Overview

Donor Natural Killer Cells in Treating Patients With Relapsed or Refractory Acute Myeloid Leukemia

Status:
Completed

Trial end date:
2021-06-17

Target enrollment:
0

Participant gender:
All

Summary

This phase I/II trial studies the side effects and best dose of donor natural kill cells and to see how well they work in treating patients with acute myeloid leukemia that does not respond to treatment (refractory) or has come back after a period of improvement (relapsed).
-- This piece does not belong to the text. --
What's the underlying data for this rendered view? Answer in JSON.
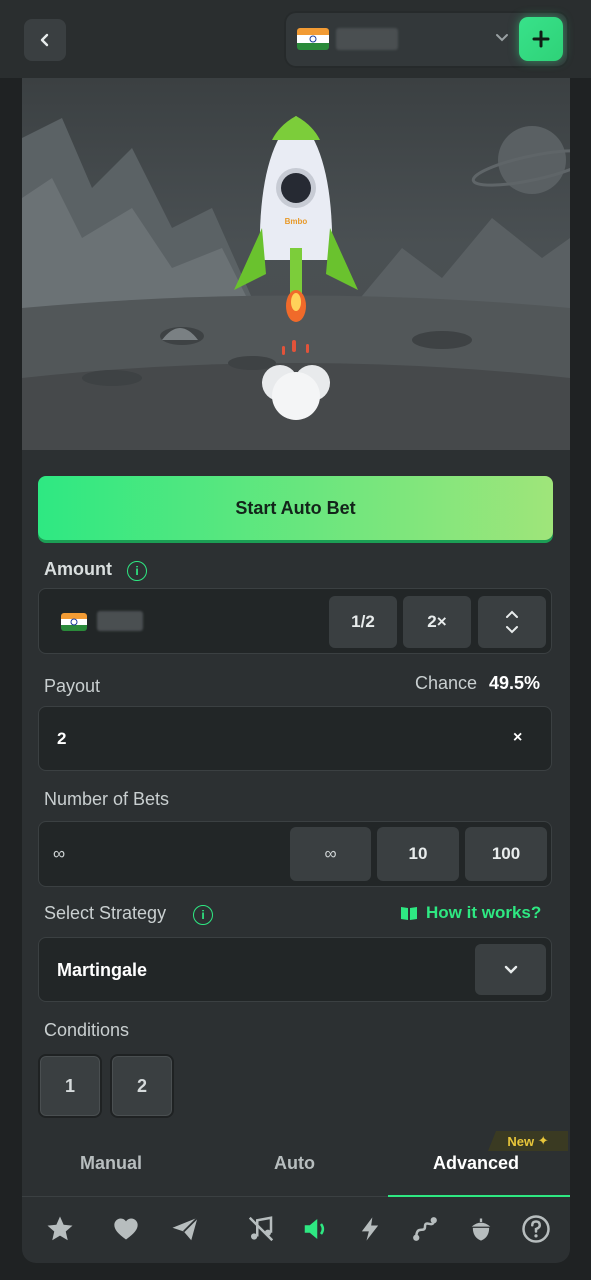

Giving natural killer cells after high dose chemotherapy may boost the patient's immune system by helping it see the remaining cancer cells as not belonging in the patient's body and causing it to destroy them (called graft-versus-tumor effect).

Phase:

Phase 1

Accepts Healthy Volunteers?

Details

Lead Sponsor:

M.D. Anderson Cancer Center

Collaborators:

National Cancer Institute (NCI)
The Leukemia and Lymphoma Society

Treatments:

Cytarabine
Fludarabine
Fludarabine phosphate
Lenograstim
Sargramostim
Vidarabine

Criteria

Inclusion Criteria:

- Patients with relapsed or primary refractory AML; patients with relapsed AML after
allogeneic stem cell transplantation, including those who have received donor
lymphocyte infusions, are eligible if they have no active graft versus host disease
(GVHD) and are off immunosuppression

- Have a haploidentical family peripheral blood donor selected for best possible killer
cell immunoglobulin-like receptor (KIR) reactivity; KIR typing will not be indicated
if there is only one haploidentical donor; KIR typing is advised to be done if
feasible and does not delay transplant

- Karnofsky or Lansky performance scale (PS) greater or equal to 70

- Serum creatinine =< 2 mg/dl or creatinine clearance greater or equal than 40 cc/min;
creatinine for pediatric patients =< 2 mg/dl or =< 2 times upper limit of normal for
age (whichever is less)

- Forced expiratory volume in 1 second (FEV1), forced vital capacity (FVC) and diffusing
capacity of the lungs for carbon monoxide (DLCO) >= 50% of expected, corrected for
hemoglobin; for pediatric patients, if unable to perform pulmonary function tests
(most children < 7 years of age), pulse oximetry >= 92% on room air by pulse oximetry

- Total bilirubin =< 2 mg/dl or =< 2.5 x upper limit of normal (ULN) for age (unless
Gilbert's syndrome)

- Serum glutamate pyruvate transaminase (SGPT) (alanine aminotransferase [ALT]) =< 2.5 x
ULN for age

- Left ventricular ejection fraction >= 40%; no uncontrolled arrhythmias or uncontrolled
symptomatic cardiac disease

- Negative serum test to rule out pregnancy within 2 weeks prior to registration in
females of childbearing potential (non-childbearing potential defined as premenarchal,
greater than one year post-menopausal, or surgically sterilized)

- Sexually active males and females of childbearing potential must agree to use a form
of contraception considered effective and medically acceptable by the investigator

- Negative serology for human immunodeficiency virus (HIV)

- DONOR: Donor must be 16 years of age or older and weigh at least 110 pounds

- DONOR: Donor must be a human leukocyte antigen (HLA)-haploidentical relative selected
for best NK alloreactivity, defined as having a KIR gene present on the donor NK cells
for which the relevant HLA haplotype (KIR ligand) is absent in the recipient and
present in the donor or selected on the basis of activating KIR gene content

- DONOR: Donor must meet standard institutional eligibility and donor certification
criteria for therapeutic cell product donation

- DONOR: Not be pregnant as defined by negative serum (beta human chorionic gonadotropin
[beta HCG]) pregnancy test in females of childbearing potential (non-childbearing
potential defined as premenarchal, previous surgical sterilization, or postmenopausal
for > 12 months)

- DONOR: Evaluation: history and physical examination; laboratory examinations:
hematology, electrolytes, chemistry; infectious disease screening and serology; HLA
typing; KIR typing will not be indicated if there is only one haploidentical donor;
KIR typing is advised to be done if feasible and does not delay transplant

Exclusion Criteria:

- Congestive heart failure < 6 months prior to screening

- Unstable angina pectoris < 6 months prior to screening

- Myocardial infarction < 6 months prior to screening

- Uncontrolled infection, defined as an infection which has not resolved spontaneously
or does not show evidence of significant resolution after initiating appropriate
therapy, excluding chronic asymptomatic viral infections (e.g., human papillomavirus
[HPV], BK virus, hepatitis C virus [HCV], etc.)